Brunswick told the Hoag Innovators that he was proud of what they had built together, but most impressive to him was the new faces that were showing interest.

“It’s not write a check, go home and not think about it again,” he said. “It’s engage, educate, connect.”

The PeriGen technology has helped Hoag cut its cesarean section rate from almost 29% to between 24 and 25%, Stewart said. That might not sound like a lot, but considering the volume of babies that Hoag delivers, it is considered significant.

Dr. January Lopez makes a pitch during the Hoag Innovators spring meeting on April 16 at The Cove at UC Irvine.
Dr. January Lopez makes a pitch during the Hoag Innovators spring meeting on April 16 at The Cove at UC Irvine.
(Courtesy of Hoag/Kevin Warn)

“We want to promote vaginal birth and prevent the first C-section from happening,” Stewart said. “Some patients have to have a C-section depending on their diagnosis, but we work as a team to prevent that first C-section. PeriGen has helped ensure that we’re giving our patients the best chance to labor longer and safer, by utilizing this technology.”

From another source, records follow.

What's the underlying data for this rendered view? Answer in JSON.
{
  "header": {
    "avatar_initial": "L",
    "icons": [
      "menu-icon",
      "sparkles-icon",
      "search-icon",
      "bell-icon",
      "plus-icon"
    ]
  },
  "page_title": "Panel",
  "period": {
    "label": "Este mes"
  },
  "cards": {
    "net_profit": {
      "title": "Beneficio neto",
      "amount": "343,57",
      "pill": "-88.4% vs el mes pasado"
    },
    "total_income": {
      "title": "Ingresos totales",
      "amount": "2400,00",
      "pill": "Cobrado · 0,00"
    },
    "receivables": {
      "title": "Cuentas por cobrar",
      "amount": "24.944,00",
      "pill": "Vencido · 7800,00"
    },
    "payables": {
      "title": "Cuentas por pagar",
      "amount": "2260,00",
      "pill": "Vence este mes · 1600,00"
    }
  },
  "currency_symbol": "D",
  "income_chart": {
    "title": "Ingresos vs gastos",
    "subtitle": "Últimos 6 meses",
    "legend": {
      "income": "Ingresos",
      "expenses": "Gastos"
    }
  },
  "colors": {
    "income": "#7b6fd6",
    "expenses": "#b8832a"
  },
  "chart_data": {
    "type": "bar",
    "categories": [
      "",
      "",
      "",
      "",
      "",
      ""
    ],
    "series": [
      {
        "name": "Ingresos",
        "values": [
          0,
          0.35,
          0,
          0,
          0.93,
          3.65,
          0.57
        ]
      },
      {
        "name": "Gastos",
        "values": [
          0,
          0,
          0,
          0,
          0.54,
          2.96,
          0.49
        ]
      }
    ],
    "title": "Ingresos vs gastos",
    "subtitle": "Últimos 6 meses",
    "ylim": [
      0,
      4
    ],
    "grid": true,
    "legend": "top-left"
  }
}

Michelle Wood of Newport Beach is one patient who has benefited from the technology.

Wood had a scheduled labor induction at Hoag Newport Beach last September, for the delivery of her baby boy with her OB/GYN, Dr. Vinita Speir.

“The nurse was trying to get me comfortable to where I could rest a little bit.” she said. “Then, excuse my language, but all hell broke loose.”

The doctor came running back into the room, and nurses surrounded her bed. Wood later found out that PeriWatch Vigilance had detected that her blood pressure was tanking into the 80s, making her son’s heart rate go very low.

“I had what they later identified was an amniotic fluid embolism,” Wood said. “Technology picked up that I needed to be delivered immediately.”

Hoag Innovators members listen to co-founder Robert Brunswick give remarks at the spring meeting on April 16.
Hoag Innovators members listen to co-founder Robert Brunswick give remarks at the spring meeting on April 16.
(Courtesy of Hoag/Kevin Warn)

She was taken to the operating room, where an emergency C-section was performed. Wood’s blood still wasn’t clotting, and it took nine hours for her to be stabilized and meet her newborn son.

Ethan is now 7 ½ months old and a healthy baby.

Karamardian knows that the PeriGen technology has helped the Wood family and many others, and she has the Hoag Innovators to thank.

“When you start to trust the technology and figure out how to use it to its best capabilities to augment what we were already doing and already know, I think that’s when you really start to see a lot of changes,” said Karamardian, who lives in Newport Beach.

She said the Innovators remind her of the way medicine used to be 30 years ago, when there wasn’t as much managed care and control.

“Now I’m looking for the next new shiny toy that we can make use of,” she added with a laugh.

Hoag Innovators will hold its next meeting on Oct. 16 at Newport Beach Country Club.